ואהבת את ה׳ אל׳היך , בכל לבבך ובכל נפשך, ובכל מאדך: והיו הדברים האלה אשר אנכי מצוך היום, על לבבך: ושננתם לבניך ודברת בם בשבתך בביתך , ובלכתך בדרך, ובשכבך ובקומך: וקשרתם לאות על ידך,והיו לוטטפת בין עיניך: וכתבתם על
:מזזות ביתך ובשעריך
You shall love hashem, your God, with all your (heart), with all your (soul), and with all your resources. They should be these matters that I command – today upon your heart. Teach them thoroughly to your children and speak of them while your sit in your home, while you walk on the way, when you lie down, and when you arise. Bind them as a sign upon your arm and they shall be tefillin between your eyes And write them on the doorposts of your house and upon your gates.
Question: Why does it use the wordings of with all your heart and with all your soul – If both verses mean the same thing. Isn’t your heart your soul and vice versa… your soul your heart? For instance, the word love can’t be defined in a format of words. The word love, is an emotional feeling of the soul. Heart + Soul = Fully Equal.
Why does the Torah use both wordings and not just one. You shall love hashem your God, with all your heart – Period. Or just soul – Period. Why is it essential for both words to be inserted?
Good question. Rashi tells us in the name of the Gemara that the meaning of the verse is.

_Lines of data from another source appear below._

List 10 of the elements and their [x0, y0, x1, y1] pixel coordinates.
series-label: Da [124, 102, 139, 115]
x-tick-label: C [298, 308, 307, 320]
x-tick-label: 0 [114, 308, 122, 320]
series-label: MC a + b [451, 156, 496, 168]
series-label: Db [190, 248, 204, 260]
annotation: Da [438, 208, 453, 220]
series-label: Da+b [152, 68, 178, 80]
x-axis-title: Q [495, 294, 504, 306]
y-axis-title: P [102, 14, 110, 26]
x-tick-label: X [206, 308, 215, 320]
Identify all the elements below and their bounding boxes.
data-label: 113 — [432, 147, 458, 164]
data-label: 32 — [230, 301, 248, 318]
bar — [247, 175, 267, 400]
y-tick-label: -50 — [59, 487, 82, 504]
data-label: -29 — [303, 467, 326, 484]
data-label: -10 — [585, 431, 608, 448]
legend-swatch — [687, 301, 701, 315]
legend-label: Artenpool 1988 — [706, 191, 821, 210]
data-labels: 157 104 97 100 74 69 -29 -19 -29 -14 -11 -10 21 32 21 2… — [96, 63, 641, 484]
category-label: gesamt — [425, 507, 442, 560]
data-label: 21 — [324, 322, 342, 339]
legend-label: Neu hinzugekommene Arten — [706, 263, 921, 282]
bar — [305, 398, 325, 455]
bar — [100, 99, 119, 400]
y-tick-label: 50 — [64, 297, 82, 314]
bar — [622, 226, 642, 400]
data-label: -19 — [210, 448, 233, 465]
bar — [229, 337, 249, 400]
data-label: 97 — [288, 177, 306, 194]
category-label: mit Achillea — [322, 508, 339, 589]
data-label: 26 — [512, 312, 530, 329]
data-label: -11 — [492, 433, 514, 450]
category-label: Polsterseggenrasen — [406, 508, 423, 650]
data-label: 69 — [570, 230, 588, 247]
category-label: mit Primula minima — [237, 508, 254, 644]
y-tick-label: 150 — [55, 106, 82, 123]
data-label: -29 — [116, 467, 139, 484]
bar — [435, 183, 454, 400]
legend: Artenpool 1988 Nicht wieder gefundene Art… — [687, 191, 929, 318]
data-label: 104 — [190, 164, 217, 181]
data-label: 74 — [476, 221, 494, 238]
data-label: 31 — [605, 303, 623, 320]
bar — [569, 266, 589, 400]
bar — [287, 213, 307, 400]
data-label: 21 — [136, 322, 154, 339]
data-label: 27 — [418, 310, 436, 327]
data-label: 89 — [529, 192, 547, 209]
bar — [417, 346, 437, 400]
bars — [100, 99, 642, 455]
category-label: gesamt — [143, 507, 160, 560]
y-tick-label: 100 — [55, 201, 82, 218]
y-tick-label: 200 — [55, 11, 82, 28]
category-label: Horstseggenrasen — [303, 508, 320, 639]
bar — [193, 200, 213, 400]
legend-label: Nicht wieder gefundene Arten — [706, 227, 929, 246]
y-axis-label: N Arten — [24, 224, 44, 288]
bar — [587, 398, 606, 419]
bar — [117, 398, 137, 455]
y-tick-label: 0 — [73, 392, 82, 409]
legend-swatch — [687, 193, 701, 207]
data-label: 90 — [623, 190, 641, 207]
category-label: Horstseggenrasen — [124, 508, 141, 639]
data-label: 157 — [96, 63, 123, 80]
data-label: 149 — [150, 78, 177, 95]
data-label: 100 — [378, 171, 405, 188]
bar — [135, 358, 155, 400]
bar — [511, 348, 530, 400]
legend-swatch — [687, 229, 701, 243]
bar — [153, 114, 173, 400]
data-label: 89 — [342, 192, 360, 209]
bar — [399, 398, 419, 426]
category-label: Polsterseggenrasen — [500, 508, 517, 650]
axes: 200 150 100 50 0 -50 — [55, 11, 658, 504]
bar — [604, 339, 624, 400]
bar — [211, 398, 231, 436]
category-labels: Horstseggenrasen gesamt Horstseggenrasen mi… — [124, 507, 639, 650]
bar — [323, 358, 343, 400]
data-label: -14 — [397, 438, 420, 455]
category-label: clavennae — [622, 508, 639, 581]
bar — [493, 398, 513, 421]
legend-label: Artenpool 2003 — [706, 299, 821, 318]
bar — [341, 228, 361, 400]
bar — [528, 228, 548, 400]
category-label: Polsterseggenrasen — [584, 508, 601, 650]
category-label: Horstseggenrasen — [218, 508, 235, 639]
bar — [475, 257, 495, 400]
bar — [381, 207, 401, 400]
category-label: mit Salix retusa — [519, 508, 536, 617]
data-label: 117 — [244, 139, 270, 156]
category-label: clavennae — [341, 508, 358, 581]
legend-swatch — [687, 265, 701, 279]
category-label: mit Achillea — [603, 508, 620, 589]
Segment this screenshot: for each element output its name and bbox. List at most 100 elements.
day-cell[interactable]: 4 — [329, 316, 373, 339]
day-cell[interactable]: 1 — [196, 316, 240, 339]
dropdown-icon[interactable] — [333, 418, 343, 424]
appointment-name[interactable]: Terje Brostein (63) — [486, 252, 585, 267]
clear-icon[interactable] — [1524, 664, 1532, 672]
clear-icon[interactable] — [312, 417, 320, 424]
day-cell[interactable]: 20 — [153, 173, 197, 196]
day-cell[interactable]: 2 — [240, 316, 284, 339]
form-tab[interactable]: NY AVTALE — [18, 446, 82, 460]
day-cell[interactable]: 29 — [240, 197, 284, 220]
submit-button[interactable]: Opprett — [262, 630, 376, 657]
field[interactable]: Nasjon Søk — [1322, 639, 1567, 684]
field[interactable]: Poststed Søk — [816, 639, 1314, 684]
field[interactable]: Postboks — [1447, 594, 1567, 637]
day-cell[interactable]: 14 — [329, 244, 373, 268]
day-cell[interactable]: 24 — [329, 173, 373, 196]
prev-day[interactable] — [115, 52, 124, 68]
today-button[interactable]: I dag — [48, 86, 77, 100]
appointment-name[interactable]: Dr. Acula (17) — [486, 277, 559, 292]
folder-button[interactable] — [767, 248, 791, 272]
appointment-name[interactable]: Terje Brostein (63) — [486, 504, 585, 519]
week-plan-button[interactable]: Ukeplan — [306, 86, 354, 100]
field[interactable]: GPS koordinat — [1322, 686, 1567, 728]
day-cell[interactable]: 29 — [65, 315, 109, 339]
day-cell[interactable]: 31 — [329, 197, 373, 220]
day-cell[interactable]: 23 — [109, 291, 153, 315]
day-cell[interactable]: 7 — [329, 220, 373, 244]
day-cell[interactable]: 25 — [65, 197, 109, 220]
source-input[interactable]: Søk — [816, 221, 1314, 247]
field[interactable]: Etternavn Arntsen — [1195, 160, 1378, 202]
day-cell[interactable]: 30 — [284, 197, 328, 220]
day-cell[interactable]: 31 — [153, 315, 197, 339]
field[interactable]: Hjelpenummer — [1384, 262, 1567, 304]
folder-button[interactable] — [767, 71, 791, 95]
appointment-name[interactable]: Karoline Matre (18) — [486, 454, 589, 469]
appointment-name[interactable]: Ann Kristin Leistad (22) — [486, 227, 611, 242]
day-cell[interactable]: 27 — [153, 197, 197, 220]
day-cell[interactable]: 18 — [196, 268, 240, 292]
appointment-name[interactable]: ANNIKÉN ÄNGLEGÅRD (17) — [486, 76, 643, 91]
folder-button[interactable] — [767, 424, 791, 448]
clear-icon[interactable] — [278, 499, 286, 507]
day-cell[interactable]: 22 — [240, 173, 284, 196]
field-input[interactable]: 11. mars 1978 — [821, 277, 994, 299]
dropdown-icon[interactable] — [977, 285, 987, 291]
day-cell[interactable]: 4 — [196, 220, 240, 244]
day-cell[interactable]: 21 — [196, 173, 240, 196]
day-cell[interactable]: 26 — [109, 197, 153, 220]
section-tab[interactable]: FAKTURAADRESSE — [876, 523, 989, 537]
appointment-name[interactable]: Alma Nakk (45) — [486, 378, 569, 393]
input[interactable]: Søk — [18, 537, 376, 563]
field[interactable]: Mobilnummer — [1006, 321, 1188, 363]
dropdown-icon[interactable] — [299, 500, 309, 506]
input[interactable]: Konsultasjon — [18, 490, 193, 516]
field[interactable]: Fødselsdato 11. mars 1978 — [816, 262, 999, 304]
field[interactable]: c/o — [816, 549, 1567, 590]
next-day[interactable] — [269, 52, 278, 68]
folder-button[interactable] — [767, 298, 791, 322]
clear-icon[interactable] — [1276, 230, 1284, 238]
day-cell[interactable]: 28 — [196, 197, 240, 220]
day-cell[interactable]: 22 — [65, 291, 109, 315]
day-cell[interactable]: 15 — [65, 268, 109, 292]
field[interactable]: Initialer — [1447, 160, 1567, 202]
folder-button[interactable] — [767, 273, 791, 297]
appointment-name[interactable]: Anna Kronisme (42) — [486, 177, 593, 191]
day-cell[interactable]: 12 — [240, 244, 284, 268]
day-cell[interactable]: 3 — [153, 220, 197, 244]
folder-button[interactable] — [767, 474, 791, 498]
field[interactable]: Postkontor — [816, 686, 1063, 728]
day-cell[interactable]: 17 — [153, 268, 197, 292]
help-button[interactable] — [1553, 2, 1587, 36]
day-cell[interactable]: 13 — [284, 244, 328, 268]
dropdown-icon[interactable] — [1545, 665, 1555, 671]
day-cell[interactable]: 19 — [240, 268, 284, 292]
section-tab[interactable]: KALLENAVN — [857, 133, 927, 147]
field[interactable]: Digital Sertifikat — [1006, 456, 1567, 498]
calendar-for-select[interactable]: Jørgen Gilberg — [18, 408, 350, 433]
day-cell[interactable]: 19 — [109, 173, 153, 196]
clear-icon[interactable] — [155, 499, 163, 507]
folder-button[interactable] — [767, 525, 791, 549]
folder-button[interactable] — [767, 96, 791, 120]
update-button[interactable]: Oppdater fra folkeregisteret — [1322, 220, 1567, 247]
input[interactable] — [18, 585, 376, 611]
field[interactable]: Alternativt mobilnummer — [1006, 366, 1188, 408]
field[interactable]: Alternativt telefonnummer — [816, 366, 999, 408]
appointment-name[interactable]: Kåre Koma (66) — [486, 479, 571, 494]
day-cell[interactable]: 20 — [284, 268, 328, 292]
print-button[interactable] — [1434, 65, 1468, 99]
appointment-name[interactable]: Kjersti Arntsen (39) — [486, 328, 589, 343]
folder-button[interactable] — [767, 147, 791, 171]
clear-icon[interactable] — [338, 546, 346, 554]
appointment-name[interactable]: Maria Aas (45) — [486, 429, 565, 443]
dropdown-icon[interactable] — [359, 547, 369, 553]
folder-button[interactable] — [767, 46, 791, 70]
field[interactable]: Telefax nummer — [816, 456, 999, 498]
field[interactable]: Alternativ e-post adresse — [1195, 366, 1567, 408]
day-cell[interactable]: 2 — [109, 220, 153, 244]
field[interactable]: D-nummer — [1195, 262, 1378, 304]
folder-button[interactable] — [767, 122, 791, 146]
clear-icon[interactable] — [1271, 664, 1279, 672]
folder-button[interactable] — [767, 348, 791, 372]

You shall love H-shem your G-d with all your heart, meaning with all of your emotions and desires (meaning your Yetzer Tov and your Yetzer Hora), with all your soul, even if He decides to take your soul, and with all your money, meaning with all your resources. The bgemora then asks, if one is commanded to give his soul to G-d why do we need a command to serve Him with all our money? To this the gemor answers that there are people whose money is worth more to them than their life, and even they must be willing to sacrifice their money for the love of H-shem.